Trade Performance and Fund Flow Week Ended 25 October
- Emerging markets experienced broad declines as eight out of ten Asian stock exchanges observed contracted as market priced in a smaller rate cut by the Federal Reserve in November. The sentiment was further weighed by escalated geopolitical tensions in the Middle East, risking a full-scale war. Global investors also maintained a vigilant approach due to uncertainties surrounding the upcoming U.S presidential election. Overall, the MSCI EM index moderated by 1.8% week-on-week. Investors are awaiting the release of key US economic data this week, such as its 3Q2024 GDP numbers and labour market data, that would dictate the pace of the US Federal Reserve rate cuts.
- China’s stock markets expanded further last week as both the Shanghai Composite Index and Shenzhen Composite Index grew 1.2% and 3.6%, respectively. Last week, the People’s Bank of China (PBOC) trimmed its benchmark lending rates slightly more than expected as part of its package of stimulus measures to revive the country’s economy. Both its one-year loan prime rate (LPR) and five-year LPR were lowered by 25 basis points to 3.10% and 3.60%, respectively. In addition, the country’s central bank kept its one-year policy rate unchanged, which suggests the authorities are taking a cautious approach to the pace of its monetary stimulus.

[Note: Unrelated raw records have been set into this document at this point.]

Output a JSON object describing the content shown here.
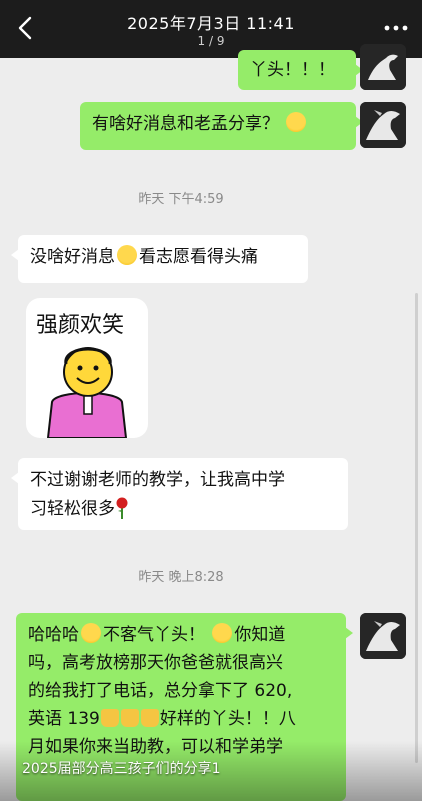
{
  "header": {
    "title": "2025年7月3日 11:41",
    "counter": "1 / 9"
  },
  "messages": {
    "m1": "丫头！！！",
    "m2": "有啥好消息和老孟分享？",
    "t1": "昨天 下午4:59",
    "m3a": "没啥好消息",
    "m3b": "看志愿看得头痛",
    "sticker_text": "强颜欢笑",
    "m4a": "不过谢谢老师的教学，让我高中学",
    "m4b": "习轻松很多",
    "t2": "昨天 晚上8:28",
    "m5_line1a": "哈哈哈",
    "m5_line1b": "不客气丫头！",
    "m5_line1c": "你知道",
    "m5_line2": "吗，高考放榜那天你爸爸就很高兴",
    "m5_line3": "的给我打了电话，总分拿下了 620,",
    "m5_line4a": "英语 139",
    "m5_line4b": "好样的丫头！！八",
    "m5_line5": "月如果你来当助教，可以和学弟学"
  },
  "caption": "2025届部分高三孩子们的分享1",
  "colors": {
    "self_bubble": "#95ec69",
    "other_bubble": "#ffffff",
    "background": "#ededed",
    "topbar": "#1c1c1c"
  },
  "icons": [
    "back-arrow-icon",
    "more-options-icon",
    "horse-avatar",
    "grin-emoji",
    "sweat-emoji",
    "thumbs-up-icon",
    "rose-icon"
  ]
}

- Overall market capitalisation retreated from the previous week’s gain, dropping 1.1% to RM2,023.66 bil, as a result of broad-based market decline, with eight out of 13 sectors contracted.
- The FBMKLCI reversed its net gains and closed 1.7% lower at 1,618.30pts last week. The weakened sentiment aligned with the performance of its regional peers, largely due to growing concerns that the Federal Reserve may adopt a more restrained approach to policy easing, following rising U.S. Treasury yields amid uncertainty over the upcoming U.S. election outcome.